The main secret of cytomium transplant is a careful examination of the roots and removal of damaged sections. Due to the high moisture content of the soil, plywood phlebia often suffer from rot, there is a high risk of partial damage to small roots. "Cleaning" the rhizome before changing the container will prevent these problems and keep the fern healthy. You need to handle the roots carefully, they are very easy to injure and break. When transplanting, care must be taken that the root collar is not immersed in the soil.

Diseases and pests of cytomia

Fanerophlebia is most often affected by scabies, other pests are extremely rare on these ferns.

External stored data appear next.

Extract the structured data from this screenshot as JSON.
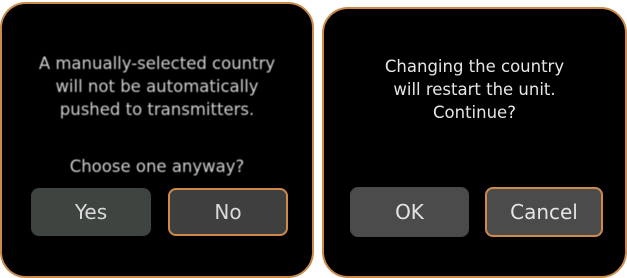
{
  "colors": {
    "panel_background": "#000000",
    "panel_border": "#c98a4b",
    "button_background": "#4b4b4b",
    "button_focus_border": "#d08a48",
    "text": "#e4e4e4"
  },
  "dialog_left": {
    "message": "A manually-selected country\nwill not be automatically\npushed to transmitters.",
    "question": "Choose one anyway?",
    "yes_label": "Yes",
    "no_label": "No"
  },
  "dialog_right": {
    "message": "Changing the country\nwill restart the unit.\nContinue?",
    "ok_label": "OK",
    "cancel_label": "Cancel"
  }
}
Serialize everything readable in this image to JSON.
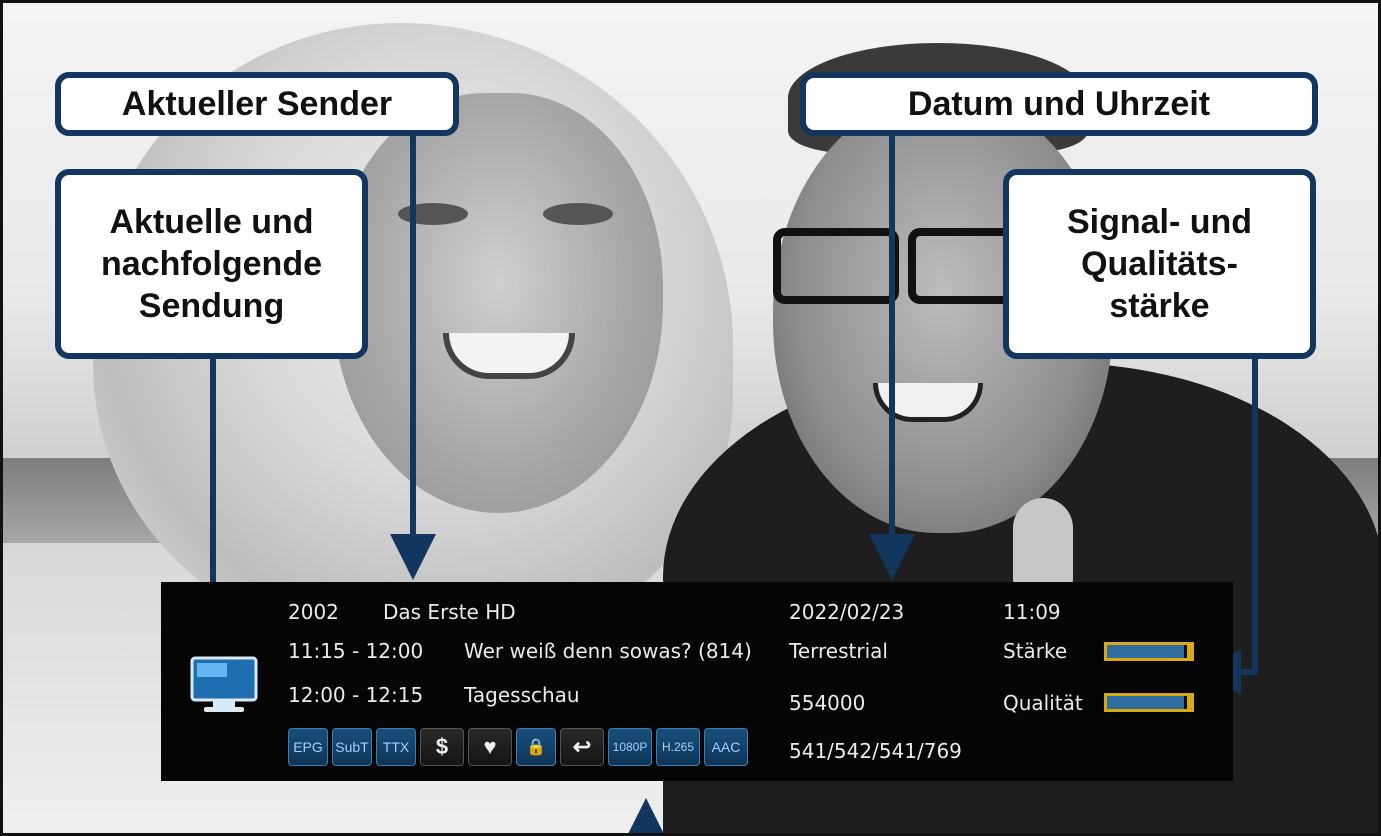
{
  "callouts": {
    "aktueller_sender": "Aktueller Sender",
    "datum_uhrzeit": "Datum und Uhrzeit",
    "sendung": [
      "Aktuelle und",
      "nachfolgende",
      "Sendung"
    ],
    "signal": [
      "Signal- und",
      "Qualitäts-",
      "stärke"
    ]
  },
  "infobar": {
    "channel_number": "2002",
    "channel_name": "Das Erste HD",
    "date": "2022/02/23",
    "time": "11:09",
    "current_time_range": "11:15 - 12:00",
    "current_program": "Wer weiß denn sowas? (814)",
    "next_time_range": "12:00 - 12:15",
    "next_program": "Tagesschau",
    "source": "Terrestrial",
    "frequency": "554000",
    "pids": "541/542/541/769",
    "strength_label": "Stärke",
    "quality_label": "Qualität",
    "strength_level": 0.92,
    "quality_level": 0.92,
    "buttons": [
      "EPG",
      "SubT",
      "TTX",
      "$",
      "♥",
      "🔒",
      "↩",
      "1080P",
      "H.265",
      "AAC"
    ]
  },
  "colors": {
    "callout_border": "#13365f",
    "bar_border": "#d9a817",
    "bar_fill": "#2f6d9e",
    "button_text": "#9fd1ff"
  }
}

Common problems in growing cytomia:

  • drying and wilting of leaves in too dry air with improper watering;
  • stopping growth with scant feeding;
  • the appearance of brown spots, yellowing of the lower leaves with waterlogging;
  • yellowing of leaves and drying out of the tips of the wai in very dry air or with other disorders of care.
Disputes on the frond of cytomium sickle
Disputes on the frond of cytomium sickle

Reproduction of cytomium

Unlike some indoor ferns, which are sensitive to transplantation and separation, venerophlebia provides many more breeding options.

The easiest way to increase the collection of cytomiums is to divide the plants during transplantation.

You can get this fern from spores. Cyrthomium often self-seeds both in its own pot and in the containers of neighboring plants. After drying, the spores easily germinate in a light peat mixture with surface sowing and high humidity under film or glass and with bottom heating.